Random samples of data are selected , many decision trees are built , each tree predicts the outcome, majority voting gives the final prediction.


Tableau Dashboard Development

After preprocessing, I imported  the cleaned dataset into Tableau for visualization.Created  Two dashboards for better storytelling.


Dashboard-1 Diabetes Risk &Health overview



 KPI Metrics (Patients, BMI, Glucose, Cholesterol)

Created a few KPI cards. Nothing fancy — just the total number of patients, which is 403, and the average BMI(important because obesity is strongly associated with diabetes risk), glucose (average blood sugar condition), and cholesterol(linked with cardiovascular and metabolic issues). These quick numbers help set the tone so anyone looking at the dashboard knows what kind of dataset we’re dealing with before diving into the deeper charts.
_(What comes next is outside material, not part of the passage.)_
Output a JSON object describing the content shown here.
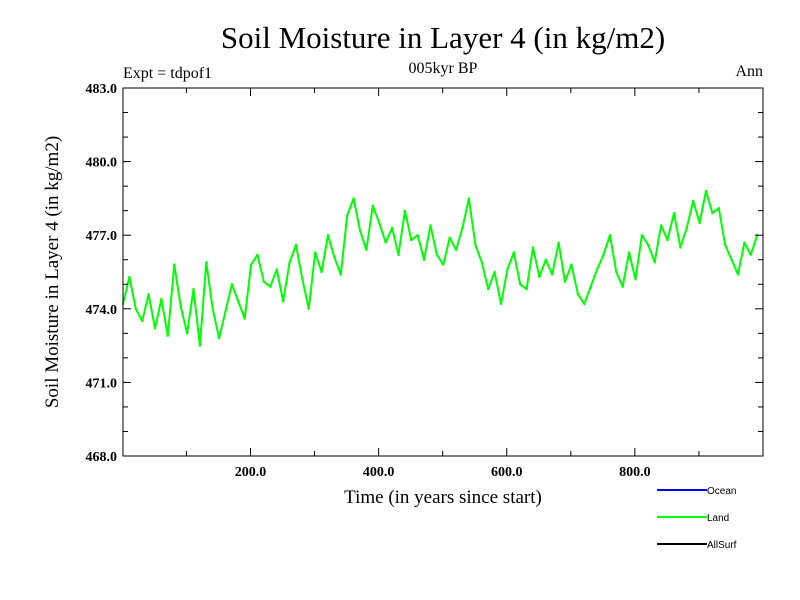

Diabetes Distribution (Highlight Table)

Before doing any detailed analysis, I wanted to see how many people were diabetic vs. non‑diabetic. A highlight table made this really easy to read. It gave me a simple overview of how balanced (or unbalanced) the dataset is. It’s a small chart, but it helps a lot. This chart shows that nondiabetic is higher than the diabetic which indicates the imbalance within the dataset.


Age vs Diabetes

Then I checked how diabetes is spread across different age groups. I grouped the ages into categories so the pattern is easier to see. This chart basically shows whether diabetes becomes more common as age increases or if it’s spread out evenly.The analysis shows that Adult and Senior groups contain a higher number of diabetic cases compared to younger age groups, suggesting that diabetes risk tends to increase with age


BMI Category Analysis

BMI analysis instead of raw data converted to categorical data for simple and easier analysis.
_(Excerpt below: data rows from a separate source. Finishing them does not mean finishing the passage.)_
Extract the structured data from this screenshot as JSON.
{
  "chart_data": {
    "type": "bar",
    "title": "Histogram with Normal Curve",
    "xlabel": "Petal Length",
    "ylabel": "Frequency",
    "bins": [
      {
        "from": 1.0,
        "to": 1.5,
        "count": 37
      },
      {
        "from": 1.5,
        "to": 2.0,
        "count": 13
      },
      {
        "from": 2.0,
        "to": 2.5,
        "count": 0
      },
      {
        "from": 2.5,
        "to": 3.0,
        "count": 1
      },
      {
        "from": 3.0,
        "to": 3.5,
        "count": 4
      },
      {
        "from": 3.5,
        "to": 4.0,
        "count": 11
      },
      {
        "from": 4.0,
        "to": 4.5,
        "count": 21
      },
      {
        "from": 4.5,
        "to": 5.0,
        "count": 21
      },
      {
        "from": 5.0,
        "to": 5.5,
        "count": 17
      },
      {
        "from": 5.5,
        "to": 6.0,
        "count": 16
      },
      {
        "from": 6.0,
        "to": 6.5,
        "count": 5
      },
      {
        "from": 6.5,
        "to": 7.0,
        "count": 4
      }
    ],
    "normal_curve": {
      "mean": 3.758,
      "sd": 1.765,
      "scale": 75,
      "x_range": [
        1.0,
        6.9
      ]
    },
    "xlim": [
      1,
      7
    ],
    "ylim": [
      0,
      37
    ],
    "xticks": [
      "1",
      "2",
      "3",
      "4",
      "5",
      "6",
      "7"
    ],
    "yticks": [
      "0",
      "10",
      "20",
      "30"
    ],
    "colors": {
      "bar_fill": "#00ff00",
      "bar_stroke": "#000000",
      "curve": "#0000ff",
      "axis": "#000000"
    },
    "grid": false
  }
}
This chart helps to analyze how obesity plays an important role. Also, most patients fall within the overweight and obese BMI categories.


Glucose Risk Analysis

Instead of using raw glucose values, grouping them into risk levels like Normal, Prediabetic, and Diabetic helped simplify the interpretation of glucose levels and made it easier to identify how patients are distributed across different risk categories.The chart shows that the majority of patients fall under the Normal glucose category, while smaller groups belong to Prediabetic and Diabetic categories. The line overlay also helps compare average glucose trends across risk levels

 

DASHBOARD 2 — Clinical Analysis Charts



BMI vs Glucose Scatterplot

I created this scatterplot to understand the relationship between BMI and glucose levels.

Each point represents a patient, and this visualization helped identify whether higher BMI is associated with higher glucose levels and potential diabetes risk patterns.


Glucose vs Cholesterol Scatterplot

This chart explores the relationship between glucose and cholesterol levels.

It helped me observe how metabolic health factors interact with each other and whether patients with high glucose also tend to show higher cholesterol levels.


Blood Pressure vs Glucose Boxplot

I used a boxplot to compare glucose levels across different blood pressure categories. This helped in understanding how glucose levels vary among patients with normal, prehypertension, and hypertension conditions.


Feature Importance Analysis

After cleaning and preparing the dataset, I trained a Random Forest model to understand which features influence diabetes prediction the most. This chart shows the relative importance of each health indicator in predicting diabetes. It helped identify which medical factors are more influential compared to others.

 

Final Thoughts :

After completing both dashboards, I was able to bring everything together into a complete analytical healthcare workflow

This project helped me understand how to transform raw healthcare data into meaningful and actionable insights by integrating Python and Tableau.